No single artificial intelligence (AI) algorithm outperforms radiologists, a diagnostic study in JAMA Open Network reveals. Mammography screening decreased breast cancer mortality but lead to a large number of false positives.
Recent advances have renewed interest in whether AI-based models can match human interpretation and improve performance of mammography interpretation.
This diagnostic accuracy study conducted between September 2016 and November 2017, an international challenge was held to foster AI algorithm development for mammography interpretation. Algorithms used images, previous examinations and risk factor data, to create an output score of positive or negative cancer results within the next 12 months.

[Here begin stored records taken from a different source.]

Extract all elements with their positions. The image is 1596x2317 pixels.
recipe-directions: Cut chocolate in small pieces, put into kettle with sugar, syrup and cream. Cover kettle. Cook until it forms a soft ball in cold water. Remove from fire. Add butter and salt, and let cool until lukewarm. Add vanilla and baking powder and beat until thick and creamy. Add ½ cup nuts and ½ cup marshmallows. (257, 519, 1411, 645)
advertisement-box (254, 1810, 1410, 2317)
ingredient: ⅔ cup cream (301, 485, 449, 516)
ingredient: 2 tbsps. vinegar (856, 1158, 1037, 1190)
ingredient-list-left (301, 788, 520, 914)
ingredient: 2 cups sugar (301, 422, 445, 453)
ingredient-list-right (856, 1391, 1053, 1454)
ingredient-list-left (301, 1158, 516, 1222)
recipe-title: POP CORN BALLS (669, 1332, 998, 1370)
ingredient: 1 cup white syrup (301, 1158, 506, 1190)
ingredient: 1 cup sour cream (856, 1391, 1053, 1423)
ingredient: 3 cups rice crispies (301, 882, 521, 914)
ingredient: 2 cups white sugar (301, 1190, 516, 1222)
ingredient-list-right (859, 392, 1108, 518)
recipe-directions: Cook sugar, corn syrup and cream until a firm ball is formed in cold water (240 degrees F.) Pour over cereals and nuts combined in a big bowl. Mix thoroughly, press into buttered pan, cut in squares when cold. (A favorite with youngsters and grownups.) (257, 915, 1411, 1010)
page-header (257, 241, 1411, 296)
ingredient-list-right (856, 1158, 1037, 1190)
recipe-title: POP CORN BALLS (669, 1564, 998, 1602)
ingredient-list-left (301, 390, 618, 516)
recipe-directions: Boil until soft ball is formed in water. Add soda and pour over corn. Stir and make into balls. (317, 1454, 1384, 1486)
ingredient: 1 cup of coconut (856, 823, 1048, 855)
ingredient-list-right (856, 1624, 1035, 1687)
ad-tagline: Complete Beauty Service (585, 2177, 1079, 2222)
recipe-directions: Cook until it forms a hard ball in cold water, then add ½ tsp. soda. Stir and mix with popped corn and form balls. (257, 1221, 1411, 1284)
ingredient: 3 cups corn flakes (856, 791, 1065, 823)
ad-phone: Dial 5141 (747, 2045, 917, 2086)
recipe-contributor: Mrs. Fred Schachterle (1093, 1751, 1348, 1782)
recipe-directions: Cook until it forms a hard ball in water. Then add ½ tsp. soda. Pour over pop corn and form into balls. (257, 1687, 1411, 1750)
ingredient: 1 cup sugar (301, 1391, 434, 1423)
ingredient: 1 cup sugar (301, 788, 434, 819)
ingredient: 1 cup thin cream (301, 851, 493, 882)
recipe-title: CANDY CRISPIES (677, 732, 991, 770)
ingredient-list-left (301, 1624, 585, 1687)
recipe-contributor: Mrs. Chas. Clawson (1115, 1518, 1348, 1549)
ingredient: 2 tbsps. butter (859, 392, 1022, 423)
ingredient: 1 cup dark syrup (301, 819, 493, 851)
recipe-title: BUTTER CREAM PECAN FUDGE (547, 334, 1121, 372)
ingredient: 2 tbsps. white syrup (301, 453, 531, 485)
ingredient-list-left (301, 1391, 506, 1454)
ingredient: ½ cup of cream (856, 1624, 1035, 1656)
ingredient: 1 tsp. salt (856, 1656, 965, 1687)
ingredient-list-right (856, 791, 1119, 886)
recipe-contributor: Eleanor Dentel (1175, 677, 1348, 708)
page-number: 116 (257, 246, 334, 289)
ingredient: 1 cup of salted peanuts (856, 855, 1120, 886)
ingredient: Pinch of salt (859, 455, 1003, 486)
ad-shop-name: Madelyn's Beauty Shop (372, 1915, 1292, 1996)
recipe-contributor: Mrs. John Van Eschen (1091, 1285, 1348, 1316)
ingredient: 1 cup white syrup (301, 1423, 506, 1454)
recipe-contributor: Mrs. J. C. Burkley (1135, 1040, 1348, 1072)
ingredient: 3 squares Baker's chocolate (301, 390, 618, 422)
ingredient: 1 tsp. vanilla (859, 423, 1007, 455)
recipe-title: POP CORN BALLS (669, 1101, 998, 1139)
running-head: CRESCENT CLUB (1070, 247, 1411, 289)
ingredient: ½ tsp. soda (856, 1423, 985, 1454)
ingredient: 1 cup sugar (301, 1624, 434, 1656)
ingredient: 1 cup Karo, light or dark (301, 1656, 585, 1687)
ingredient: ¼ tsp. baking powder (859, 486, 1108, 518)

A total of 144,231 screening mammograms from the United States (952 cancer positive 12 months after screening) and 166,578 examinations from Sweden (780 cancer positive) were used.
The top-performing algorithm achieved 66.2 per cent (US) and 81.2 per cent (Sweden) specificity, lower than radiologists’ specificity of 90.5 per cent (US) and 98.5 per cent (Sweden). No single algorithm outperformed US radiologist benchmarks, including clinical data and prior mammograms, improved AI performance. Combining top-performing algorithms and US radiologist assessment achieved a significantly improved specificity (92.0%), suggesting integrating AI into mammography interpretation could yield significant performance improvements, with the potential to reduce healthcare costs, the authors concluded.